Keep the seed and validator keystores with password private. Do not share neither of these with anyone, as knowledge either of the seed or owning the keystores with password allows to start a validator on any server and leads to a risk of slashing (happens when the same validator contributes to the network more times at the same time (= is launched paralelly on 2 machines or instances)).

For loading a validator to a validator client on the staking server, you will need the validator keystore(s) with the password. The seed serves especially as a backup for regenerating the keystores (if you would lose them or the password).

So far you have either the seed or the keystore(s) with passoword, you can move your validators between staking machines as well as exit them. However, if you lose both, you are no more access for your validators.

It's always a good practice to have both and do not rely at one only. Keystore(s) with passwrds can be reinitialized from seed anytime in a case you lose them. However, if you lose your seed, there's no way to find out it from the generated keystores. Thus, be always sure you have your seed, and if not, consider exiting your validators and reinitialized them from a new seed you will keep better than the previous.

Exiting Gnosis validator(s)

There are numerous ways to axit Gnosis validator:

Broadcast presigned exit message

If you have presigned exit messages, or you are able to generate them, you can simply broadcast them to the beaconchain through the https://gnosischa.in/tools/broadcast tool on the Gnosischa.in website.

Through the tool, you can send signed messages to the network just like from a server.

The presigned messages for validation keys can be created using the tool Ethdo.
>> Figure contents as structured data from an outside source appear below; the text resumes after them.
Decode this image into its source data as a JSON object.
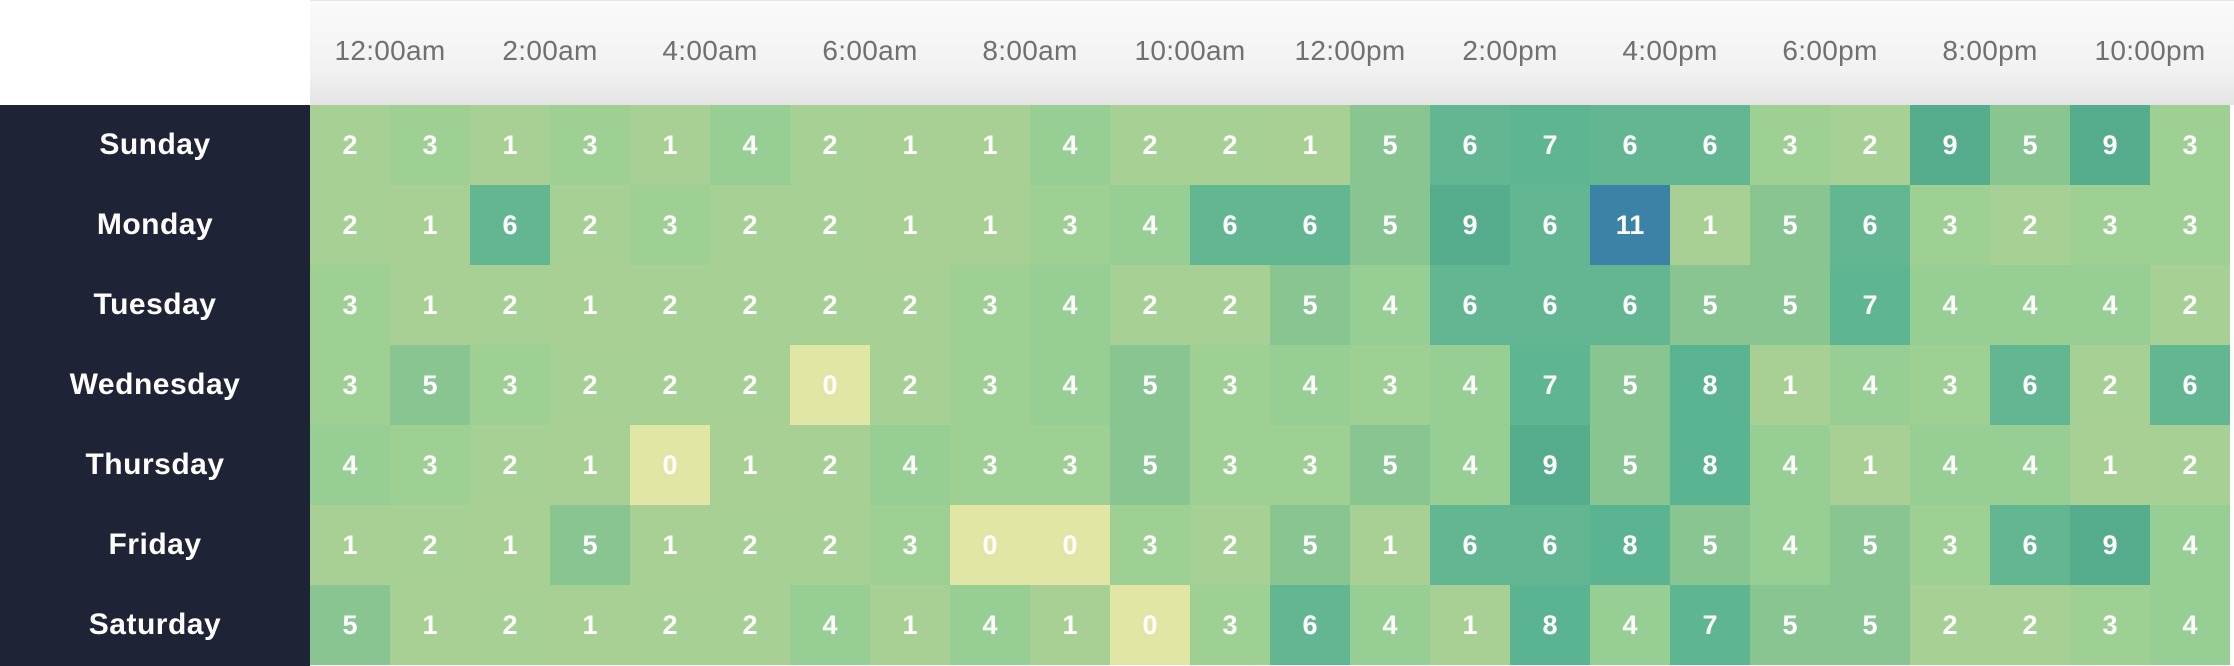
{
  "chart_data": {
    "type": "heatmap",
    "title": "",
    "xlabel": "",
    "ylabel": "",
    "x_tick_labels": [
      "12:00am",
      "2:00am",
      "4:00am",
      "6:00am",
      "8:00am",
      "10:00am",
      "12:00pm",
      "2:00pm",
      "4:00pm",
      "6:00pm",
      "8:00pm",
      "10:00pm"
    ],
    "rows": [
      "Sunday",
      "Monday",
      "Tuesday",
      "Wednesday",
      "Thursday",
      "Friday",
      "Saturday"
    ],
    "values": [
      [
        2,
        3,
        1,
        3,
        1,
        4,
        2,
        1,
        1,
        4,
        2,
        2,
        1,
        5,
        6,
        7,
        6,
        6,
        3,
        2,
        9,
        5,
        9,
        3
      ],
      [
        2,
        1,
        6,
        2,
        3,
        2,
        2,
        1,
        1,
        3,
        4,
        6,
        6,
        5,
        9,
        6,
        11,
        1,
        5,
        6,
        3,
        2,
        3,
        3
      ],
      [
        3,
        1,
        2,
        1,
        2,
        2,
        2,
        2,
        3,
        4,
        2,
        2,
        5,
        4,
        6,
        6,
        6,
        5,
        5,
        7,
        4,
        4,
        4,
        2
      ],
      [
        3,
        5,
        3,
        2,
        2,
        2,
        0,
        2,
        3,
        4,
        5,
        3,
        4,
        3,
        4,
        7,
        5,
        8,
        1,
        4,
        3,
        6,
        2,
        6
      ],
      [
        4,
        3,
        2,
        1,
        0,
        1,
        2,
        4,
        3,
        3,
        5,
        3,
        3,
        5,
        4,
        9,
        5,
        8,
        4,
        1,
        4,
        4,
        1,
        2
      ],
      [
        1,
        2,
        1,
        5,
        1,
        2,
        2,
        3,
        0,
        0,
        3,
        2,
        5,
        1,
        6,
        6,
        8,
        5,
        4,
        5,
        3,
        6,
        9,
        4
      ],
      [
        5,
        1,
        2,
        1,
        2,
        2,
        4,
        1,
        4,
        1,
        0,
        3,
        6,
        4,
        1,
        8,
        4,
        7,
        5,
        5,
        2,
        2,
        3,
        4
      ]
    ],
    "colors": {
      "zero": "#e2e6a5",
      "one": "#a8d095",
      "two": "#a6d094",
      "three": "#9ecf93",
      "four": "#96ce93",
      "five": "#88c591",
      "six": "#62b792",
      "seven": "#5db592",
      "eight": "#5ab492",
      "nine": "#55ad8e",
      "max": "#3b82a7",
      "day_column_bg": "#1e2336"
    }
  }
}
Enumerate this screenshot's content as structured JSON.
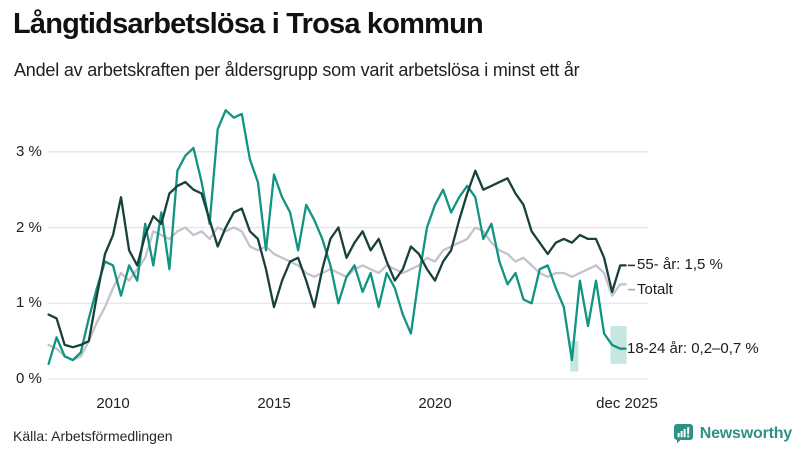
{
  "header": {
    "title": "Långtidsarbetslösa i Trosa kommun",
    "subtitle": "Andel av arbetskraften per åldersgrupp som varit arbetslösa i minst ett år"
  },
  "footer": {
    "source": "Källa: Arbetsförmedlingen",
    "brand": "Newsworthy"
  },
  "colors": {
    "series_18_24": "#119482",
    "series_55": "#19413a",
    "series_total": "#c5c2ce",
    "band": "#aedcd2",
    "grid": "#e6e5ea",
    "brand_teal": "#2d9186"
  },
  "chart_data": {
    "type": "line",
    "title": "Långtidsarbetslösa i Trosa kommun",
    "subtitle": "Andel av arbetskraften per åldersgrupp som varit arbetslösa i minst ett år",
    "unit": "% av arbetskraften",
    "grid": true,
    "x_axis": {
      "range": [
        2008,
        2026
      ],
      "ticks": [
        {
          "label": "2010",
          "value": 2010
        },
        {
          "label": "2015",
          "value": 2015
        },
        {
          "label": "2020",
          "value": 2020
        },
        {
          "label": "dec 2025",
          "value": 2025.92
        }
      ]
    },
    "y_axis": {
      "range": [
        0,
        3.6
      ],
      "ticks": [
        {
          "label": "0 %",
          "value": 0
        },
        {
          "label": "1 %",
          "value": 1
        },
        {
          "label": "2 %",
          "value": 2
        },
        {
          "label": "3 %",
          "value": 3
        }
      ]
    },
    "x": [
      2008,
      2008.25,
      2008.5,
      2008.75,
      2009,
      2009.25,
      2009.5,
      2009.75,
      2010,
      2010.25,
      2010.5,
      2010.75,
      2011,
      2011.25,
      2011.5,
      2011.75,
      2012,
      2012.25,
      2012.5,
      2012.75,
      2013,
      2013.25,
      2013.5,
      2013.75,
      2014,
      2014.25,
      2014.5,
      2014.75,
      2015,
      2015.25,
      2015.5,
      2015.75,
      2016,
      2016.25,
      2016.5,
      2016.75,
      2017,
      2017.25,
      2017.5,
      2017.75,
      2018,
      2018.25,
      2018.5,
      2018.75,
      2019,
      2019.25,
      2019.5,
      2019.75,
      2020,
      2020.25,
      2020.5,
      2020.75,
      2021,
      2021.25,
      2021.5,
      2021.75,
      2022,
      2022.25,
      2022.5,
      2022.75,
      2023,
      2023.25,
      2023.5,
      2023.75,
      2024,
      2024.25,
      2024.5,
      2024.75,
      2025,
      2025.25,
      2025.5,
      2025.75,
      2025.92
    ],
    "series": [
      {
        "name": "Totalt",
        "color": "#c5c2ce",
        "z": 0,
        "values": [
          0.45,
          0.4,
          0.3,
          0.25,
          0.3,
          0.5,
          0.75,
          0.95,
          1.2,
          1.4,
          1.3,
          1.45,
          1.6,
          1.95,
          1.9,
          1.85,
          1.95,
          2.0,
          1.9,
          1.95,
          1.85,
          2.0,
          1.95,
          2.0,
          1.95,
          1.75,
          1.7,
          1.75,
          1.65,
          1.6,
          1.55,
          1.5,
          1.4,
          1.35,
          1.4,
          1.45,
          1.4,
          1.35,
          1.45,
          1.5,
          1.45,
          1.4,
          1.5,
          1.45,
          1.4,
          1.45,
          1.5,
          1.6,
          1.55,
          1.7,
          1.75,
          1.8,
          1.85,
          2.0,
          1.95,
          1.8,
          1.7,
          1.65,
          1.55,
          1.6,
          1.5,
          1.4,
          1.35,
          1.4,
          1.4,
          1.35,
          1.4,
          1.45,
          1.5,
          1.4,
          1.1,
          1.25,
          1.25
        ]
      },
      {
        "name": "18-24 år",
        "color": "#119482",
        "z": 1,
        "values": [
          0.2,
          0.55,
          0.3,
          0.25,
          0.35,
          0.8,
          1.2,
          1.55,
          1.5,
          1.1,
          1.5,
          1.3,
          2.05,
          1.5,
          2.2,
          1.45,
          2.75,
          2.95,
          3.05,
          2.6,
          2.05,
          3.3,
          3.55,
          3.45,
          3.5,
          2.9,
          2.6,
          1.7,
          2.7,
          2.4,
          2.2,
          1.7,
          2.3,
          2.1,
          1.85,
          1.5,
          1.0,
          1.35,
          1.5,
          1.15,
          1.4,
          0.95,
          1.4,
          1.2,
          0.85,
          0.6,
          1.35,
          2.0,
          2.3,
          2.5,
          2.2,
          2.4,
          2.55,
          2.4,
          1.85,
          2.05,
          1.55,
          1.25,
          1.4,
          1.05,
          1.0,
          1.45,
          1.5,
          1.2,
          0.95,
          0.25,
          1.3,
          0.7,
          1.3,
          0.6,
          0.45,
          0.4,
          0.4
        ]
      },
      {
        "name": "55- år",
        "color": "#19413a",
        "z": 2,
        "values": [
          0.85,
          0.8,
          0.45,
          0.42,
          0.45,
          0.5,
          1.1,
          1.65,
          1.9,
          2.4,
          1.7,
          1.5,
          1.9,
          2.15,
          2.05,
          2.45,
          2.55,
          2.6,
          2.5,
          2.45,
          2.1,
          1.75,
          2.0,
          2.2,
          2.25,
          1.95,
          1.85,
          1.45,
          0.95,
          1.3,
          1.55,
          1.6,
          1.3,
          0.95,
          1.45,
          1.85,
          2.0,
          1.6,
          1.8,
          1.95,
          1.7,
          1.85,
          1.55,
          1.3,
          1.45,
          1.75,
          1.65,
          1.45,
          1.3,
          1.55,
          1.7,
          2.1,
          2.45,
          2.75,
          2.5,
          2.55,
          2.6,
          2.65,
          2.45,
          2.3,
          1.95,
          1.8,
          1.65,
          1.8,
          1.85,
          1.8,
          1.9,
          1.85,
          1.85,
          1.6,
          1.15,
          1.5,
          1.5
        ]
      }
    ],
    "uncertainty_bands": [
      {
        "series": "18-24 år",
        "x_start": 2024.2,
        "x_end": 2024.45,
        "low": 0.1,
        "high": 0.5
      },
      {
        "series": "18-24 år",
        "x_start": 2025.45,
        "x_end": 2025.95,
        "low": 0.2,
        "high": 0.7
      }
    ],
    "end_labels": [
      {
        "text": "55- år: 1,5 %",
        "value": 1.5,
        "dash_color": "#333333"
      },
      {
        "text": "Totalt",
        "value": 1.18,
        "dash_color": "#a9a6b4"
      },
      {
        "text": "18-24 år: 0,2–0,7 %",
        "value": 0.4,
        "dash_color": null
      }
    ]
  }
}
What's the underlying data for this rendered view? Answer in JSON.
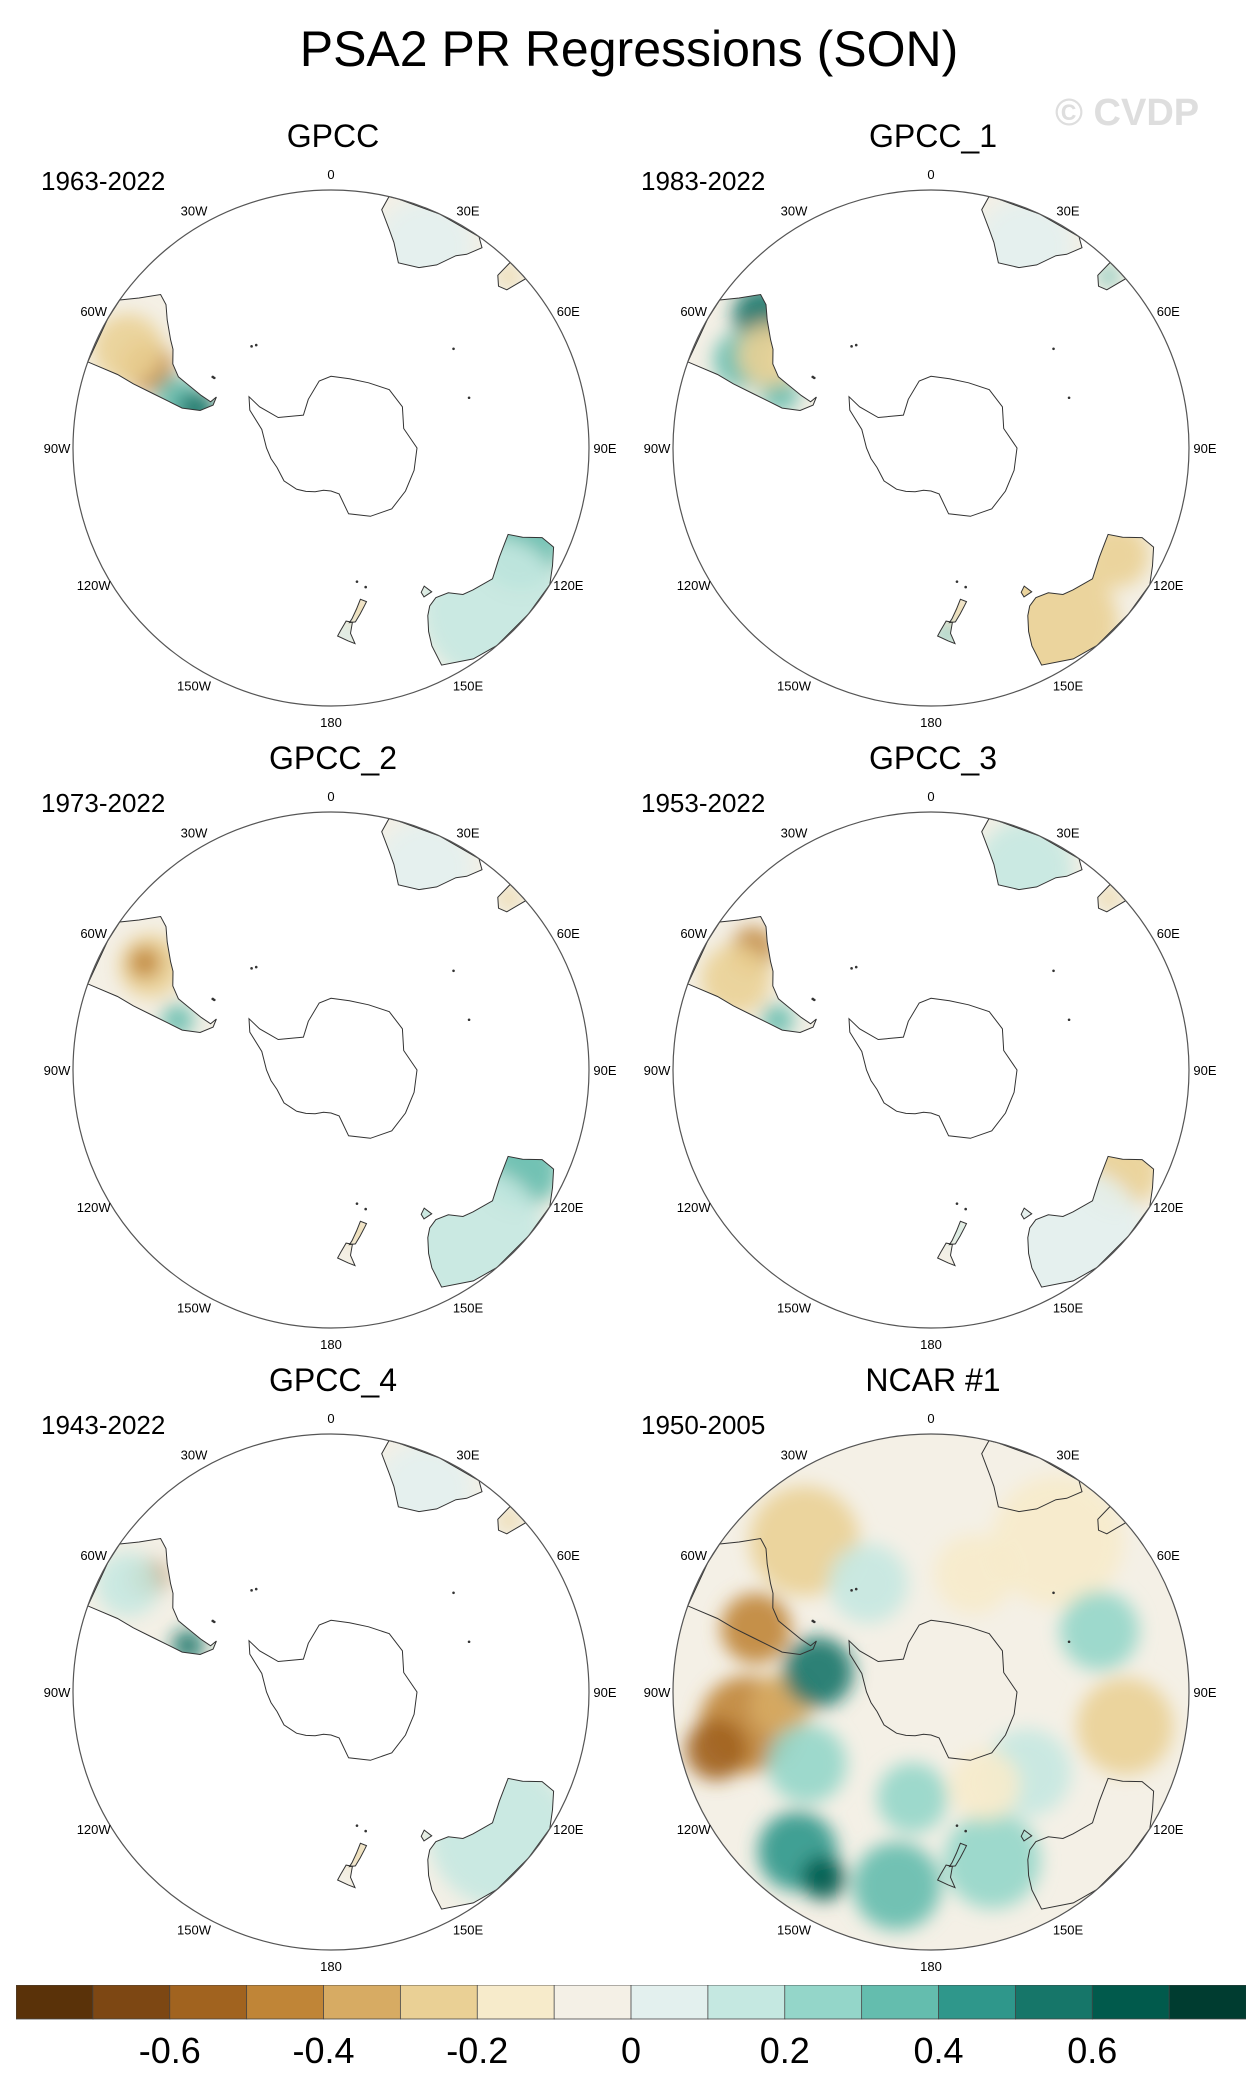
{
  "title": "PSA2 PR Regressions (SON)",
  "watermark": "© CVDP",
  "longitude_labels": [
    "0",
    "30E",
    "60E",
    "90E",
    "120E",
    "150E",
    "180",
    "150W",
    "120W",
    "90W",
    "60W",
    "30W"
  ],
  "panels": [
    {
      "name": "GPCC",
      "period": "1963-2022"
    },
    {
      "name": "GPCC_1",
      "period": "1983-2022"
    },
    {
      "name": "GPCC_2",
      "period": "1973-2022"
    },
    {
      "name": "GPCC_3",
      "period": "1953-2022"
    },
    {
      "name": "GPCC_4",
      "period": "1943-2022"
    },
    {
      "name": "NCAR #1",
      "period": "1950-2005"
    }
  ],
  "colorbar": {
    "colors": [
      "#5a3209",
      "#7d4713",
      "#a1631f",
      "#c08537",
      "#d7ab63",
      "#ead095",
      "#f7ebcb",
      "#f4f0e6",
      "#e3f0ee",
      "#c5e8e1",
      "#94d6c9",
      "#64bdae",
      "#2f978b",
      "#167669",
      "#015a4c",
      "#003c30"
    ],
    "labels": [
      "-0.6",
      "-0.4",
      "-0.2",
      "0",
      "0.2",
      "0.4",
      "0.6"
    ],
    "label_bounds": [
      2,
      4,
      6,
      8,
      10,
      12,
      14
    ]
  },
  "colors": {
    "ring": "#555555",
    "coast": "#333333",
    "brown": "#c08537",
    "tan": "#ead095",
    "teal": "#64bdae",
    "darkteal": "#167669"
  }
}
The signed keys are then simply uploaded to the broadcasting tool.

Guide

You can generate presigned withdrawal keys yourself according to the guide, or you can request them from your staking manager who operates a node for you.

Exit from the server where the validators are active / registered

In a case you have access to a server your validators are active on and your beaconchain client is synchronized, you can process the exit right from the consensus client on the server, see below:

Exit from a different server than where the validators are active

You can follow the Full staking guide to launch an Execution client and Beacon client on a new machine. Then import your keystores (guide in Validators part), but instead of configuring the validator client and starting it, simply run the exit command.

From a speed and simplicity, I recommend to use a combination of Nethermind + Lodestar client.